Fondé en 2010 par le duo ultra-prolifique Maurizio Cattelan / Pierpaolo Ferrari, Toilet Paper est un papier nécessaire. Un magazine photographique haletant qui interroge notre obsession contemporaine pour les images en explorant nos désirs et pulsions les plus indicibles. Cinglantes, sanglantes, lubriques, happantes, alambiquées : les mises en scènes pointilleuses des deux artistes poussent à son paroxysme l’esthétique du bizarre, caressant le surréalisme et s’engouffrant dans l’iconographie pop, de plastifications « LaChapellienne » rose bonbon en scénographies macabres. Il y a du cinéma la-dedans, comme cette femme éplorée au visage strié d’eye-liner, ou cette poussette brulée sur fond d’apocalypse.
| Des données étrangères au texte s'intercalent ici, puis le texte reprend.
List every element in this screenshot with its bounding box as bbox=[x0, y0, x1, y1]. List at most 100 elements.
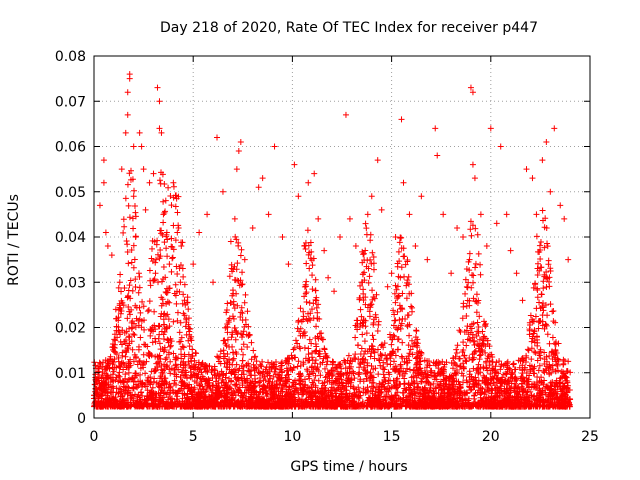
data-point bbox=[308, 363, 315, 370]
data-point bbox=[453, 346, 460, 353]
data-point bbox=[180, 380, 187, 387]
data-point bbox=[536, 317, 543, 324]
data-point bbox=[212, 372, 219, 379]
data-point bbox=[135, 343, 142, 350]
data-point bbox=[317, 361, 324, 368]
data-point bbox=[395, 273, 402, 280]
data-point bbox=[321, 391, 328, 398]
data-point bbox=[185, 315, 192, 322]
data-point bbox=[167, 358, 174, 365]
data-point bbox=[142, 370, 149, 377]
data-point bbox=[400, 245, 407, 252]
data-point bbox=[178, 334, 185, 341]
data-point bbox=[489, 358, 496, 365]
data-point bbox=[127, 356, 134, 363]
data-point bbox=[244, 308, 251, 315]
data-point bbox=[144, 377, 151, 384]
data-point bbox=[129, 374, 136, 381]
data-point bbox=[105, 375, 112, 382]
data-point bbox=[232, 349, 239, 356]
data-point bbox=[141, 326, 148, 333]
data-point bbox=[486, 351, 493, 358]
data-point bbox=[422, 370, 429, 377]
data-point bbox=[230, 355, 237, 362]
data-point bbox=[336, 376, 343, 383]
data-points bbox=[91, 71, 574, 410]
data-point bbox=[174, 209, 181, 216]
data-point bbox=[358, 345, 365, 352]
data-point bbox=[224, 390, 231, 397]
data-point bbox=[398, 264, 405, 271]
data-point bbox=[364, 360, 371, 367]
data-point bbox=[165, 184, 172, 191]
data-point bbox=[294, 363, 301, 370]
data-point bbox=[291, 344, 298, 351]
data-point bbox=[357, 403, 364, 410]
data-point bbox=[351, 355, 358, 362]
data-point bbox=[130, 225, 137, 232]
data-point bbox=[126, 360, 133, 367]
data-point bbox=[248, 339, 255, 346]
data-point bbox=[136, 273, 143, 280]
data-point bbox=[353, 317, 360, 324]
data-point bbox=[394, 336, 401, 343]
data-point bbox=[394, 375, 401, 382]
data-point bbox=[368, 346, 375, 353]
data-point bbox=[173, 300, 180, 307]
data-point bbox=[221, 387, 228, 394]
data-point bbox=[113, 323, 120, 330]
data-point bbox=[235, 377, 242, 384]
data-point bbox=[469, 334, 476, 341]
data-point bbox=[471, 337, 478, 344]
data-point bbox=[226, 315, 233, 322]
data-point bbox=[464, 323, 471, 330]
data-point bbox=[390, 332, 397, 339]
data-point bbox=[167, 193, 174, 200]
data-point bbox=[543, 353, 550, 360]
data-point bbox=[332, 390, 339, 397]
data-point bbox=[486, 343, 493, 350]
data-point bbox=[155, 322, 162, 329]
data-point bbox=[122, 353, 129, 360]
data-point bbox=[185, 403, 192, 410]
data-point bbox=[320, 355, 327, 362]
data-point bbox=[132, 209, 139, 216]
data-point bbox=[424, 357, 431, 364]
data-point bbox=[405, 312, 412, 319]
data-point bbox=[109, 360, 116, 367]
data-point bbox=[409, 304, 416, 311]
data-point bbox=[111, 331, 118, 338]
data-point bbox=[530, 284, 537, 291]
data-point bbox=[130, 331, 137, 338]
data-point bbox=[357, 351, 364, 358]
data-point bbox=[227, 402, 234, 409]
data-point bbox=[232, 369, 239, 376]
data-point bbox=[367, 387, 374, 394]
data-point bbox=[456, 363, 463, 370]
data-point bbox=[389, 401, 396, 408]
data-point bbox=[552, 389, 559, 396]
data-point bbox=[541, 325, 548, 332]
data-point bbox=[303, 278, 310, 285]
data-point bbox=[188, 337, 195, 344]
data-point bbox=[271, 383, 278, 390]
data-point bbox=[291, 403, 298, 410]
data-point bbox=[370, 399, 377, 406]
data-point bbox=[241, 299, 248, 306]
data-point bbox=[181, 281, 188, 288]
data-point bbox=[128, 306, 135, 313]
data-point bbox=[427, 387, 434, 394]
data-point bbox=[130, 385, 137, 392]
data-point bbox=[152, 270, 159, 277]
data-point bbox=[356, 296, 363, 303]
data-point bbox=[461, 391, 468, 398]
data-point bbox=[247, 393, 254, 400]
data-point bbox=[186, 331, 193, 338]
data-point bbox=[131, 332, 138, 339]
data-point bbox=[164, 298, 171, 305]
data-point bbox=[497, 383, 504, 390]
data-point bbox=[185, 396, 192, 403]
data-point bbox=[174, 271, 181, 278]
data-point bbox=[267, 375, 274, 382]
data-point bbox=[118, 307, 125, 314]
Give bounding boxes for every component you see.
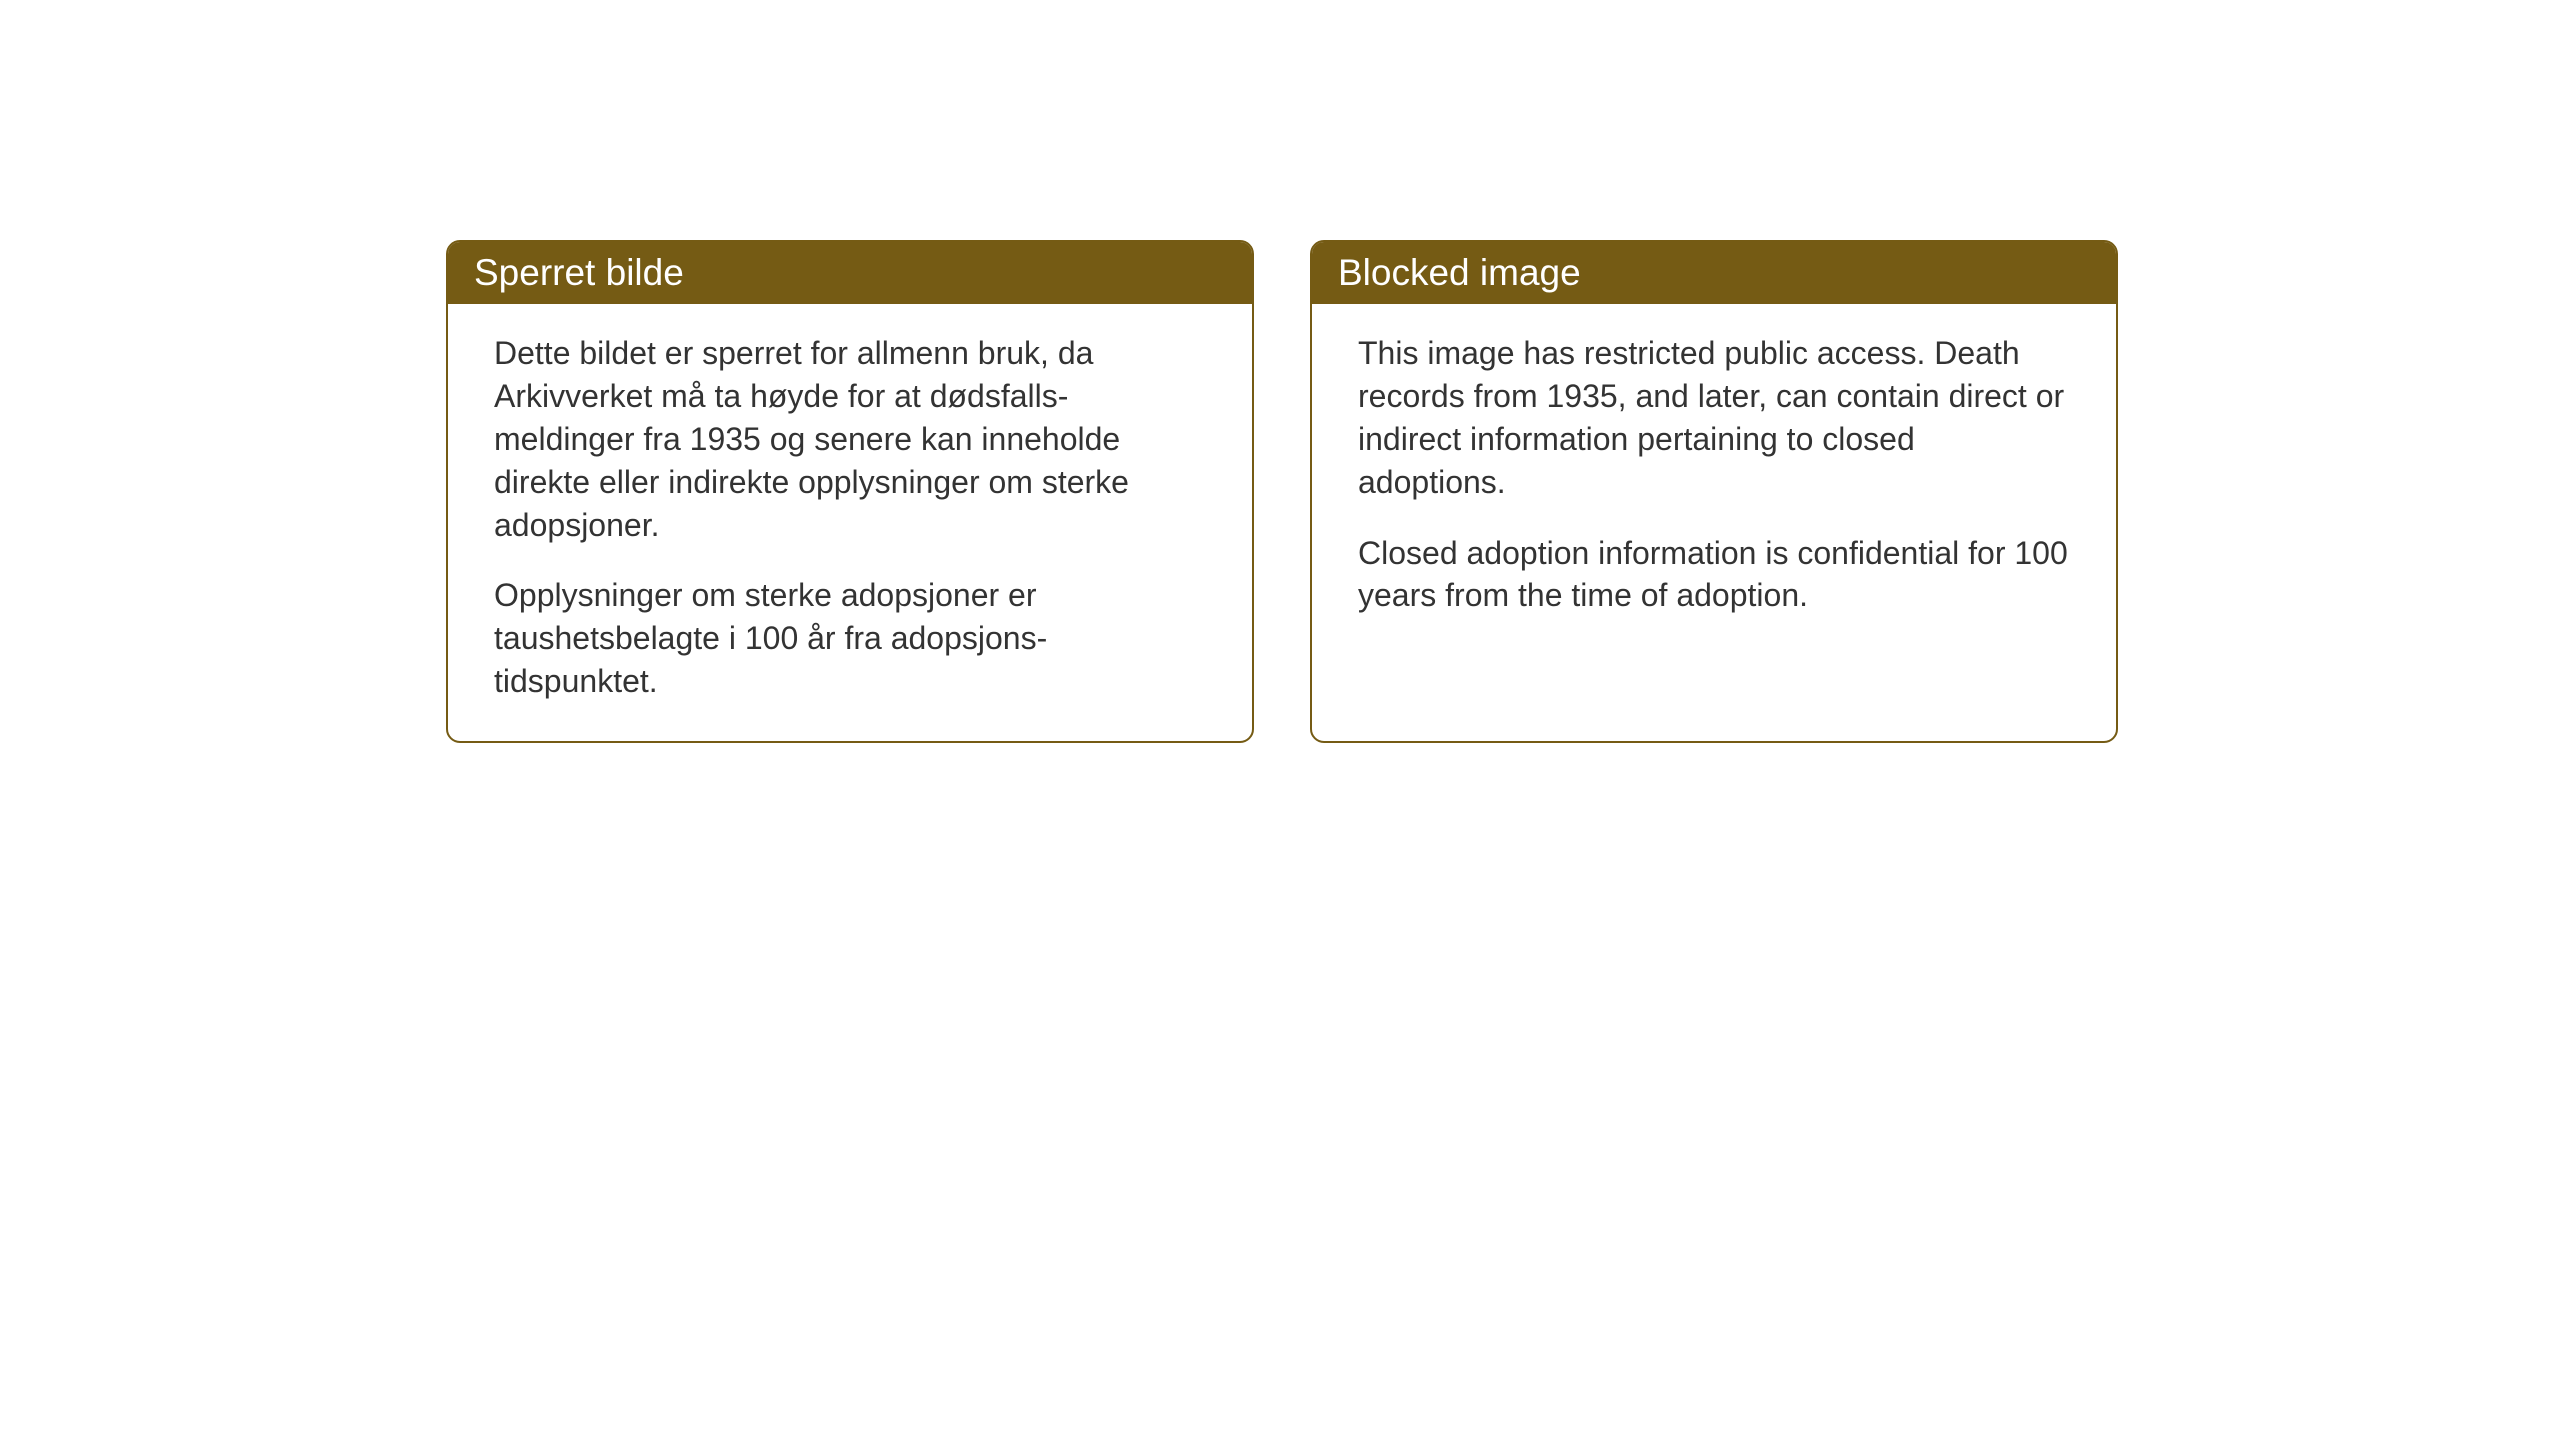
notice-header-english: Blocked image xyxy=(1312,242,2116,304)
notice-body-norwegian: Dette bildet er sperret for allmenn bruk… xyxy=(448,304,1252,741)
notice-paragraph: This image has restricted public access.… xyxy=(1358,332,2070,504)
notice-box-english: Blocked image This image has restricted … xyxy=(1310,240,2118,743)
notice-container: Sperret bilde Dette bildet er sperret fo… xyxy=(446,240,2118,743)
notice-paragraph: Dette bildet er sperret for allmenn bruk… xyxy=(494,332,1206,546)
notice-body-english: This image has restricted public access.… xyxy=(1312,304,2116,655)
notice-paragraph: Closed adoption information is confident… xyxy=(1358,532,2070,618)
notice-paragraph: Opplysninger om sterke adopsjoner er tau… xyxy=(494,574,1206,703)
notice-box-norwegian: Sperret bilde Dette bildet er sperret fo… xyxy=(446,240,1254,743)
notice-header-norwegian: Sperret bilde xyxy=(448,242,1252,304)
De la mode aussi, toutes gambettes, stilettos, et silhouettes couture dehors. Enfin, 100 tonnes de références et de ‘clins d’yeux’ sortis de leurs orbites, comme le laissait présager la couverture du premier numéro. Mais c’est la vision fantasmagorique et l’humour hors norme de Maurizio Cattelan qui lie tous ces travaux, et qui ont fait de « celui qui tua le pape avec une météorite » une superstar de l’art contemporain consacrée au Guggenheim en 2011. Des images figées mais turbulentes qui, une fois reliées entre elles forment un pamphlet anti-morosité hypnotique.
Soutenu par divers grands magnats de la mode au fil de son histoire, Toilet Paper se nourrit dorénavant de la générosité du chausseur Berluti. Point d’étonnement lorsque l’on sait que le président de la maison transalpine n’est autre qu’Antoine Arnault, fervent mécène de l’art contemporain par transmission génétique. Public et établi : les ponts entre art et mode sont légion. Oui mais jamais les deux matières ne seront entrées en si parfaite symbiose qu’entre les mains des toutes puissantes familles LVMH et PPR.
Hier soir d’ailleurs, au Tokyo Eat, l’équation artistique se vérifiait par simple 360° sur les invités au cocktail de lancement. Galeristes, curators, et proches des artistes côtoyaient sans fard les grands patrons du groupe (Antoine Arnault, Yves Carcelle, Geoffroy de la Bourdonnaye), les stylistes, rédactrices, et autres créatures/créateurs en vue venus faire allégeance au manifeste de l’artiste italien (il n’est pas catalan, Cattelan). Autre tandem repéré ce soir-là : Thomas Bangalter et Guy-Manuel de Homem-Christo, aka Daft Punk, sans casques et tous sourires à l’affût du moindre flash. Plus pratique pour le champagne. B.B.